Not to be outdone by their blue and yellow cousins, red bananas bring their own tint to the banana world, wearing a peel that reads as anything from a blush pink to a deep maroon.
The pop of color has been attributed to the amount of vitamin C and iron found in this type of banana, with the darker examples said to have more of the nutrients in their skin.
Still, red bananas—which come primarily from East Africa, South America and the Middle East—aren’t quite as extraordinary to eat as they are to behold. They often sport thicker skins and a less potent taste than other types of bananas, though they’re known to be softer than Cavendish when fully ripened and have a longer shelf life.
Named for a French clergyman who first brought the bananas back to Europe, this cultivar is truly heavenly.

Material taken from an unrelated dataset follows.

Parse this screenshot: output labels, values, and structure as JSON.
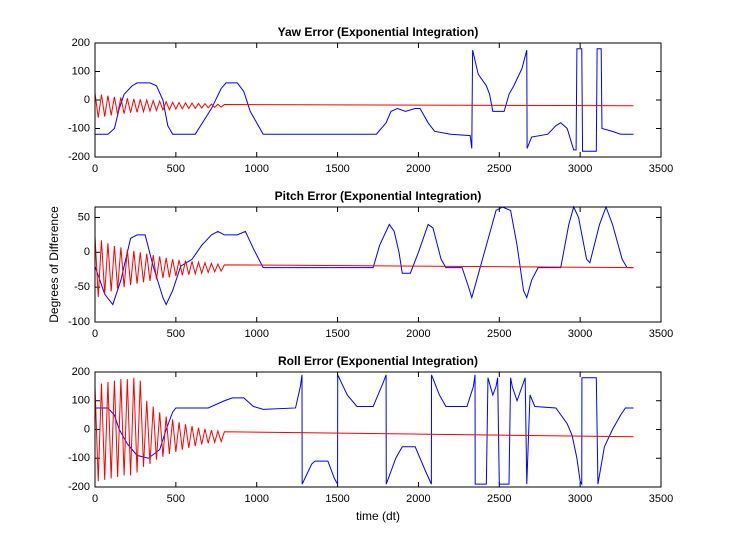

Latundans look similar to apple bananas, thanks to their smaller, stouter size, though the produce hardly makes it overseas due to their thinner skin, which make them less desirable for shipping.
But it’s their uniquely tart taste that really makes them stand out - and keeps this varietal as one of the most popular types of bananas in Southeast Asia.
This cultivar has cultivated a number of nicknames, from sugar banana to fig banana to date banana – all thanks to its noted sweetness.
That saccharine quality has also earned this varietal a number of fans, though the banana’s thin skin makes it less suitable for long-distance shipping.
Still, the slender and spotted cultivar – as graceful looking as its namesake – remains plenty popular in places where it can be found, like in Cambodia, where its nickname is chek pong moan, which translates in English to “chicken egg banana.”
And it only begs the question: What came first, amazing bananas or weird facts about amazing bananas?
Don’t ask us – we’re still not sure.